Causette

Anne F. Garréta queer et béton

- Hubert Artus

La vie des romans est comme la vraie vie : il est des gens qui ne donnent pas souvent des nouvelles, mais qui, quand ils sont là, sont bien là. C’est le cas d’Anne F. Garréta (« F » pour Françoise), une de nos plumes les plus modernes, les plus dingos, et pourtant si rare. Pour preuve : Dans l’béton est son cinquième roman depuis… 1986. Elle avait alors 23 ans, et son Sphinx était en avance sur son temps : une histoire d’amour sans jamais donner aucun indice grammatica­l du genre ni du sexe des deux personnage­s. Un roman épicène qui obéissait à une contrainte de l’Oulipo (dont elle est membre) et un récit queer avant l’heure. Dans Ciels liquides (1990), le héros perdait… l’usage de la langue. Dans La Décomposit­ion (1999), un tueur en série assassinai­t les personnage­s d’À la recherche du temps perdu. Pas un jour (2002, prix Médicis) revenait au thème du désir.

Anne F. Garréta est un méandre de fils électrique­s, entre littératur­e expériment­ale, beat generation et roman queer. Entre Raymond Queneau, Virginie Despentes et William Burroughs. Un côté « prise multiple » revendiqué par un auteur qui met cela en adéquation avec sa vie nomade : elle vit depuis trente ans entre Paris et Washington, elle est DJ à ses heures et parcourt le territoire américain tout l’été. Elle est une architecte sonore et textuelle, avouant que chaque roman a « une voix » pour point de départ.

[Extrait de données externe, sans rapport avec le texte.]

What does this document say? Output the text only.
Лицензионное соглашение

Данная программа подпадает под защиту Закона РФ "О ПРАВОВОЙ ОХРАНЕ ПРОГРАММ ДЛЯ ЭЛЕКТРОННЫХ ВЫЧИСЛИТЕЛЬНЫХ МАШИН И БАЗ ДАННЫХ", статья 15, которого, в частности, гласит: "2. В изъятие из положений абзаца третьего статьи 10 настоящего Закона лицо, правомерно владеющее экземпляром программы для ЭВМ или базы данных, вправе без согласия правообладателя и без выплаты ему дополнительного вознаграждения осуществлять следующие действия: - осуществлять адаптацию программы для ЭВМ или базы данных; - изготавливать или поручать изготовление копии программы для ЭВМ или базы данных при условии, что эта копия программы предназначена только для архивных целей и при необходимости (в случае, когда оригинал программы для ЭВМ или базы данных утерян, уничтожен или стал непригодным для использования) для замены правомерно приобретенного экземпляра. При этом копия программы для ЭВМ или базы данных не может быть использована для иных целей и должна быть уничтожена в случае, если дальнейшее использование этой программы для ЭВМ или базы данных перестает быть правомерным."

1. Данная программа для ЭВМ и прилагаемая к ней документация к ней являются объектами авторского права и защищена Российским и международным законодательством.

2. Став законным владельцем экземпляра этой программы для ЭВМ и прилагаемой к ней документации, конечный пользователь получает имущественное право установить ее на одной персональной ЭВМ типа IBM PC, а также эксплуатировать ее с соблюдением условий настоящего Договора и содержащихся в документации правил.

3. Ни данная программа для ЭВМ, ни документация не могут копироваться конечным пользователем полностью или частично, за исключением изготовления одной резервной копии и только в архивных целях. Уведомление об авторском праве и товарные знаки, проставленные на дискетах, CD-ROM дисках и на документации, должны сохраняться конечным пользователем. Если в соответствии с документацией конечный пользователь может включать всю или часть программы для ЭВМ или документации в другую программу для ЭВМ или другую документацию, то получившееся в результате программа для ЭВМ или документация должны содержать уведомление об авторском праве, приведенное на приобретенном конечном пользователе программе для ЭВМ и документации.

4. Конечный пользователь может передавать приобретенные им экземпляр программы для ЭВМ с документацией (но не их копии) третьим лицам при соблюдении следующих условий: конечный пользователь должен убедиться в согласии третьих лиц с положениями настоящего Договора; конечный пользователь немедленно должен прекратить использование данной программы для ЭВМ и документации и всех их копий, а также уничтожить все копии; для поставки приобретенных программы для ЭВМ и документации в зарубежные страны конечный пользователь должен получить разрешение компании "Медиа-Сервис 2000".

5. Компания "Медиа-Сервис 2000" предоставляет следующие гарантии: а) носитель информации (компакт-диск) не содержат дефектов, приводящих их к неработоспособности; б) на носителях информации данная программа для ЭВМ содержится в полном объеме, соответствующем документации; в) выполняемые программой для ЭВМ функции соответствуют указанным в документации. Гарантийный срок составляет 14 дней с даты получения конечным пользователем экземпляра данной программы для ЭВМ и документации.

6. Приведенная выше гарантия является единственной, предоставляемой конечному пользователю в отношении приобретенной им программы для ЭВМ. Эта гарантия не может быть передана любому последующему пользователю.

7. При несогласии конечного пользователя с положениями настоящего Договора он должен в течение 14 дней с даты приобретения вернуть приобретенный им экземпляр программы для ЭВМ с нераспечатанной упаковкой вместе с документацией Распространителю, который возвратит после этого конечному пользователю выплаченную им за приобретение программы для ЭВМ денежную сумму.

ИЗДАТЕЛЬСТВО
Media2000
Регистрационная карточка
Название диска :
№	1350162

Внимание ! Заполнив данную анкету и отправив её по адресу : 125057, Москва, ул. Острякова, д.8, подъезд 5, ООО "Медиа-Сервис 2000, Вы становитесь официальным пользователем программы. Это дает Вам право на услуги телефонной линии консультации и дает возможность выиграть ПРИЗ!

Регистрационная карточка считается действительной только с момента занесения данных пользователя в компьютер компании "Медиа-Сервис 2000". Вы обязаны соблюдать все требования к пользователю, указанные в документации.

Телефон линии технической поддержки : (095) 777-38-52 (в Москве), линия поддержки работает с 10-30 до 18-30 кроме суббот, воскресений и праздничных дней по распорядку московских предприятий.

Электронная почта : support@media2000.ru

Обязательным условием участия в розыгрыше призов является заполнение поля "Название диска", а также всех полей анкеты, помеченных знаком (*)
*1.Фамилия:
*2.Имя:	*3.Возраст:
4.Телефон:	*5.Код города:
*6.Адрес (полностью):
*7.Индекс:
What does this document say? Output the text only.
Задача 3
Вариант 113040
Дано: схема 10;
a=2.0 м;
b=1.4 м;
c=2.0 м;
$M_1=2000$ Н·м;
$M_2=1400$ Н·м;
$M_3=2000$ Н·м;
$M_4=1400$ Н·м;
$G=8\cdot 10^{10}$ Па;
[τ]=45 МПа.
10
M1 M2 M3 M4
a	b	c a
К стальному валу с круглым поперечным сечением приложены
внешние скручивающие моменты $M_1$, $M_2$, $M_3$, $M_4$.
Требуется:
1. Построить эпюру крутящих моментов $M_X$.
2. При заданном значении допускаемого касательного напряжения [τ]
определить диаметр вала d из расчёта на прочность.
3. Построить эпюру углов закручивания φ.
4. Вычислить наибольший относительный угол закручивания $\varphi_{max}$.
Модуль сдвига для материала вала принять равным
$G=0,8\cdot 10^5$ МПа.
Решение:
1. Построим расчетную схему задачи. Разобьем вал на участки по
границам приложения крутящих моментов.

C’est le cas pour ce retour à la fiction : un minot raconte comment son père, bricoleur du dimanche, a coulé sa soeur cadette dans une dalle de béton ; père qui passera le roman à tenter de redonner vie à sa fille. En surface : une comédie hilarante. En profondeur : un geyser de jeux de mots qui, par la voix du minot, raconte le sens et le sexe de la vie. Entre autres. Dans l’béton est un roman aussi bref que dense, aussi riche que drôle.

Dans l’béton, d’Anne F. Garréta. Éd. Grasset, 180 pages, 17 euros.